2023-08-24 ワシントン州立大学(WSU)
◆この研究は、都市の雨水排水がギンザケにとって有害であることを強調し、生物濾過が急性致死性毒性を防ぐのに効果的であることを示しています。ただし、これだけでは問題のすべてを解決できないため、排水に有害な物質の流入を防ぐ対策も必要です。
<関連情報>
- https://news.wsu.edu/press-release/2023/08/24/stormwater-biofiltration-increases-coho-salmon-hatchling-survival/
- https://www.sciencedirect.com/science/article/pii/S0048969723043826
生物濾過は、都市雨水流出水に一時的に暴露されたギンザケの急性死亡を防止し、慢性毒性を軽減する。 Bioretention filtration prevents acute mortality and reduces chronic toxicity for early life stage coho salmon (Oncorhynchus kisutch) episodically exposed to urban stormwater runoff
Jenifer K. McIntyre, Julann Spromberg, James Cameron, John P. Incardona, Jay W. Davis, Nathaniel L. Scholz
Science of The Total Environment Available online: 24 July 2023
DOI:https://doi.org/10.1016/j.scitotenv.2023.165759
Highlights
•Juvenile and adult coho salmon die from brief (<24h) exposure to roadway runoff
•Are early life stages similarly sensitive, affecting species recovery?

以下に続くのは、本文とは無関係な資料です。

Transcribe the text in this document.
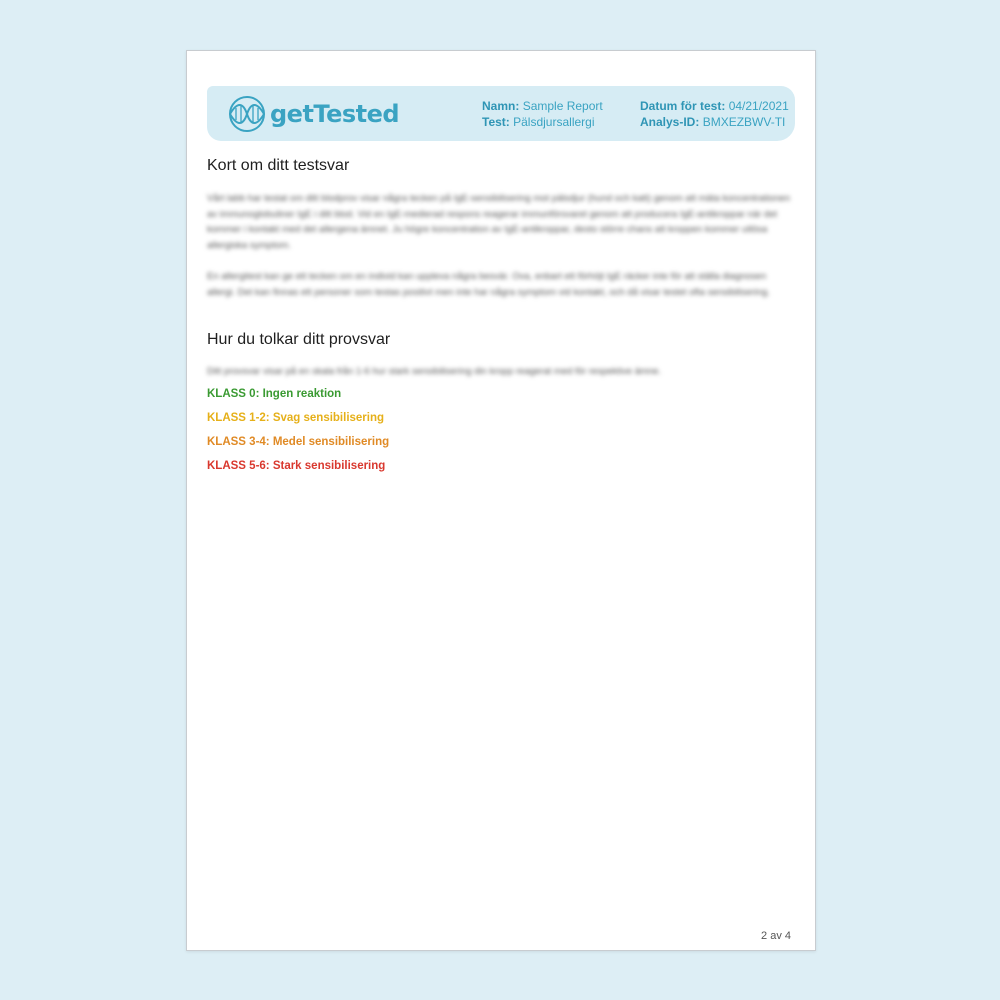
getTested	Namn: Sample Report
Test: Pälsdjursallergi
Datum för test: 04/21/2021
Analys-ID: BMXEZBWV-TI
Kort om ditt testsvar
Vårt labb har testat om ditt blodprov visar några tecken på IgE-sensibilisering mot pälsdjur (hund och katt) genom att mäta koncentrationen av immunoglobuliner IgE i ditt blod. Vid en IgE-medierad respons reagerar immunförsvaret genom att producera IgE-antikroppar när det kommer i kontakt med det allergena ämnet. Ju högre koncentration av IgE-antikroppar, desto större chans att kroppen kommer utlösa allergiska symptom.
En allergitest kan ge ett tecken om en individ kan uppleva några besvär. Ova, enbart ett förhöjt IgE räcker inte för att ställa diagnosen allergi. Det kan finnas ett personer som testas positivt men inte har några symptom vid kontakt, och då visar testet ofta sensibilisering.
Hur du tolkar ditt provsvar
Ditt provsvar visar på en skala från 1-6 hur stark sensibilisering din kropp reagerat med för respektive ämne.
KLASS 0: Ingen reaktion
KLASS 1-2: Svag sensibilisering
KLASS 3-4: Medel sensibilisering
KLASS 5-6: Stark sensibilisering
2 av 4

•Coho embryos were intermittently exposed to road runoff during development
•Embryo survival in runoff was high (>90%) but 87% of alevin (hatched) died
•Bioretention filtration prevented all mortality and reduced sublethal toxicity
Abstract
As the human population of western North America continues to expand, widespread patterns of urban growth pose increasingly existential threats to certain wild stocks of Pacific salmon and steelhead (Oncorhynchus sp.). Rainfall previously absorbed into the soils of forests and grasslands falls instead on pavement and other hardened surfaces. This creates stormwater runoff that carries toxic metals, oil, and many other contaminants into salmon-bearing habitats. These include freshwater streams where coho salmon (O. kisutch) spawn in gravel beds. Coho salmon embryos develop within a thick eggshell (chorion) for weeks to months before hatching as alevins and ultimately emerging from the gravel as fry. Untreated urban runoff is highly toxic to older coho salmon (freshwater-resident juveniles and adult spawners), but the vulnerability of the earliest life stages remains poorly understood. To address this uncertainty, we fertilized eggs and raised them under an episodic stormwater exposure regimen, using runoff collected from a high-traffic arterial roadway from 15 discrete storm events. We monitored survival and morphological development, as well as molecular markers for contaminant exposure and cardiovascular stress. We also evaluated the benefit of treating runoff with green infrastructure (bioretention filtration) on coho salmon health and survival. Untreated runoff caused subtle sublethal toxicity in pre-hatch embryos with no mortality, followed by high rates of mortality from exposure at hatch. Bioretention filtration removed most measured contaminants (bacteria, dissolved metals, and polycyclic aromatic hydrocarbons), and the treated effluent was considerably less toxic – notably preventing mortality at the alevin stage. Our findings indicate that untreated urban runoff poses an important threat to early life stage coho salmon, in terms of both acute and delayed-in-time mortality. Moreover, while inexpensive management strategies involving bioinfiltration are promising, future green infrastructure effectiveness research should emphasize sublethal metrics for contaminant exposure and adverse health outcomes in salmonids.